No mundo há animais, vegetais e pepitas de ouro. A ciência, por conta de seu recorte ontológico-metodológico, só consegue enxergar um aspecto desses entes, ainda que seja um aspecto válido em si mesmo. Ocorre, contudo, que há diferenças qualitativas óbvias à observação comum e cotidiana que são abstraídas pelos cientistas em nome da objetividade. O erro está em tomar esse recorte específico como o único passível de representar a realidade.

Ademais, em todas as coisas da Natureza, animadas e inanimadas, em maior ou menor grau, há uma função unificadora que não pode ser fruto de um movimento mecânico apenas. Mas as leis mecânicas e a função unificadora não entram em conflito, como em uma estátua de cobre que obedece a um só tempo às leis da física e da química de seu material e à lei da obra de arte que expressa nosso ideal. O poder unificador da Natureza é um fato manifesto à nossa observação, e dá sentido e fim essa mesma Natureza.

"A verdadeira realidade não possui cisão entre sujeito e objeto, portanto a Natureza efetiva não é um conceito abstrato dotado apenas de objetividade, mas consiste nos fatos concretos da consciência que abarcam tanto o sujeito quanto o objeto", assevera Nishida. Há coincidência entre a unidade de nossa subjetividade e o poder unificador da Natureza. A suposta independência de sujeito e objeto é que faz o espírito e a Natureza serem duas modalidades de realidade.

O que Nishida aponta, cremos, é que na formulação da chamada "linguagem científica objetiva" frequentemente se perde de vista o fato de que o homem é parte do mundo e que, por conseguinte, a consciência e a intencionalidade são fatos tão reais quanto a existência das pedras.

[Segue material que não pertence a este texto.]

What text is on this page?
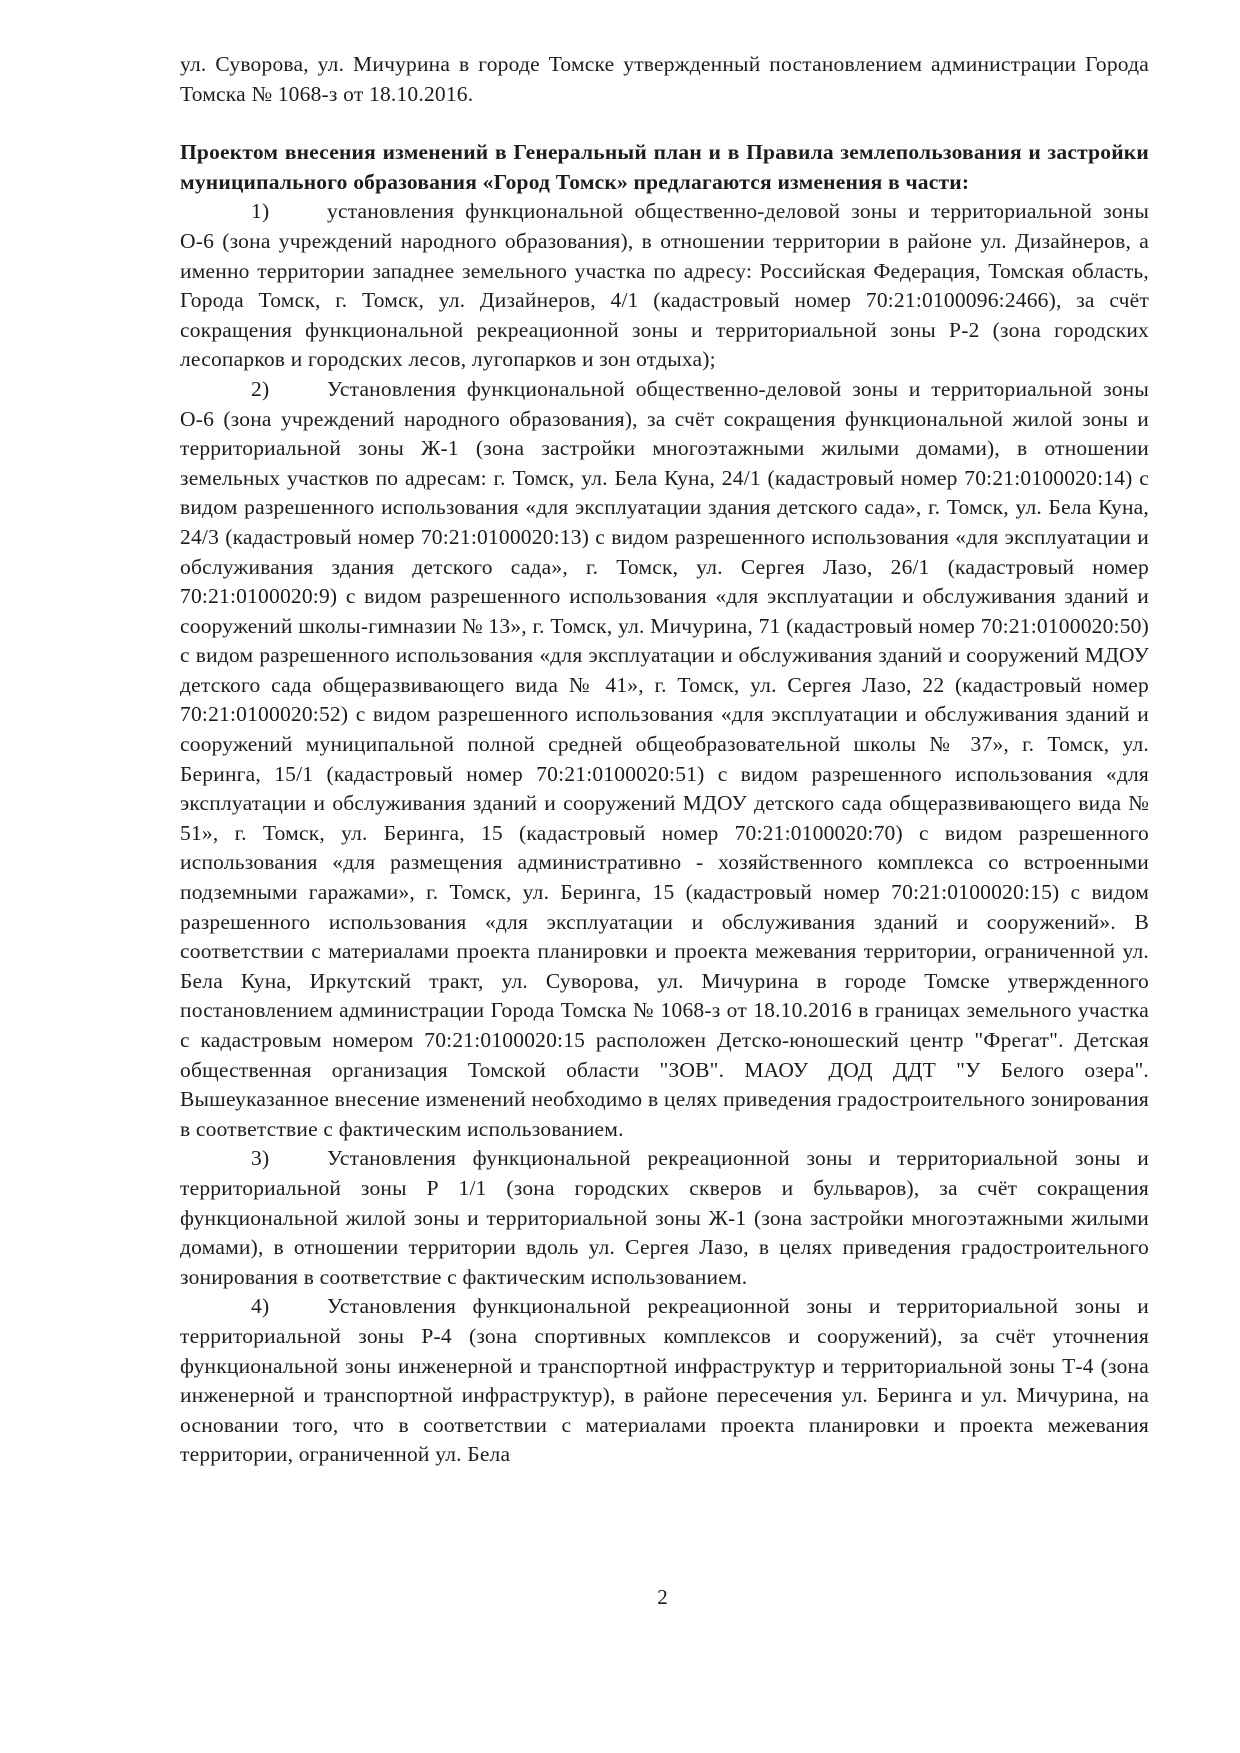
ул. Суворова, ул. Мичурина в городе Томске утвержденный постановлением администрации Города Томска № 1068-з от 18.10.2016.

Проектом внесения изменений в Генеральный план и в Правила землепользования и застройки муниципального образования «Город Томск» предлагаются изменения в части:

1)	установления функциональной общественно-деловой зоны и территориальной зоны О-6 (зона учреждений народного образования), в отношении территории в районе ул. Дизайнеров, а именно территории западнее земельного участка по адресу: Российская Федерация, Томская область, Города Томск, г. Томск, ул. Дизайнеров, 4/1 (кадастровый номер 70:21:0100096:2466), за счёт сокращения функциональной рекреационной зоны и территориальной зоны Р-2 (зона городских лесопарков и городских лесов, лугопарков и зон отдыха);

2)	Установления функциональной общественно-деловой зоны и территориальной зоны О-6 (зона учреждений народного образования), за счёт сокращения функциональной жилой зоны и территориальной зоны Ж-1 (зона застройки многоэтажными жилыми домами), в отношении земельных участков по адресам: г. Томск, ул. Бела Куна, 24/1 (кадастровый номер 70:21:0100020:14) с видом разрешенного использования «для эксплуатации здания детского сада», г. Томск, ул. Бела Куна, 24/3 (кадастровый номер 70:21:0100020:13) с видом разрешенного использования «для эксплуатации и обслуживания здания детского сада», г. Томск, ул. Сергея Лазо, 26/1 (кадастровый номер 70:21:0100020:9) с видом разрешенного использования «для эксплуатации и обслуживания зданий и сооружений школы-гимназии № 13», г. Томск, ул. Мичурина, 71 (кадастровый номер 70:21:0100020:50) с видом разрешенного использования «для эксплуатации и обслуживания зданий и сооружений МДОУ детского сада общеразвивающего вида № 41», г. Томск, ул. Сергея Лазо, 22 (кадастровый номер 70:21:0100020:52) с видом разрешенного использования «для эксплуатации и обслуживания зданий и сооружений муниципальной полной средней общеобразовательной школы № 37», г. Томск, ул. Беринга, 15/1 (кадастровый номер 70:21:0100020:51) с видом разрешенного использования «для эксплуатации и обслуживания зданий и сооружений МДОУ детского сада общеразвивающего вида № 51», г. Томск, ул. Беринга, 15 (кадастровый номер 70:21:0100020:70) с видом разрешенного использования «для размещения административно - хозяйственного комплекса со встроенными подземными гаражами», г. Томск, ул. Беринга, 15 (кадастровый номер 70:21:0100020:15) с видом разрешенного использования «для эксплуатации и обслуживания зданий и сооружений». В соответствии с материалами проекта планировки и проекта межевания территории, ограниченной ул. Бела Куна, Иркутский тракт, ул. Суворова, ул. Мичурина в городе Томске утвержденного постановлением администрации Города Томска № 1068-з от 18.10.2016 в границах земельного участка с кадастровым номером 70:21:0100020:15 расположен Детско-юношеский центр "Фрегат". Детская общественная организация Томской области "ЗОВ". МАОУ ДОД ДДТ "У Белого озера". Вышеуказанное внесение изменений необходимо в целях приведения градостроительного зонирования в соответствие с фактическим использованием.

3)	Установления функциональной рекреационной зоны и территориальной зоны и территориальной зоны Р 1/1 (зона городских скверов и бульваров), за счёт сокращения функциональной жилой зоны и территориальной зоны Ж-1 (зона застройки многоэтажными жилыми домами), в отношении территории вдоль ул. Сергея Лазо, в целях приведения градостроительного зонирования в соответствие с фактическим использованием.

4)	Установления функциональной рекреационной зоны и территориальной зоны и территориальной зоны Р-4 (зона спортивных комплексов и сооружений), за счёт уточнения функциональной зоны инженерной и транспортной инфраструктур и территориальной зоны Т-4 (зона инженерной и транспортной инфраструктур), в районе пересечения ул. Беринга и ул. Мичурина, на основании того, что в соответствии с материалами проекта планировки и проекта межевания территории, ограниченной ул. Бела

2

O homem não é um ente que observa o mundo de fora e que ocasionalmente o contamina com propriedades que o mundo real não comporta de nenhuma maneira. 

A questão não é, por conseguinte, saber como um mundo objetivo e opaco pôde dar origem a um ser intencional e reflexivo, pois não se está diante de uma anomalia que parece contradizer um fato estabelecido e que, por isso, requer explicação. A realidade humana é uma realidade tão "mundana" quanto a existência das pedras. Há uma unidade do real que ultrapassa a cisão entre sujeito e objeto e que, portanto, ultrapassa também o recorte ontológico operado pela ciência.

Todavia, Nishida não defende aqui um idealismo subjetivista. No capítulo seguinte de seu livro, tratando do tema do espírito, o filósofo afirma que, se a Natureza objetiva separada da subjetividade é uma abstração, a concepção de um espírito puro separado da Natureza objetiva também é uma abstração. Não há espírito que não aja sobre algo. A perspectiva de Nishida, se assim posso expressar, é a da suprema coincidência dos opostos que a tudo supera em sua unidade abarcante. Quando não há sujeito e objeto, quando não há "eu", a realidade se revela tal como ela é.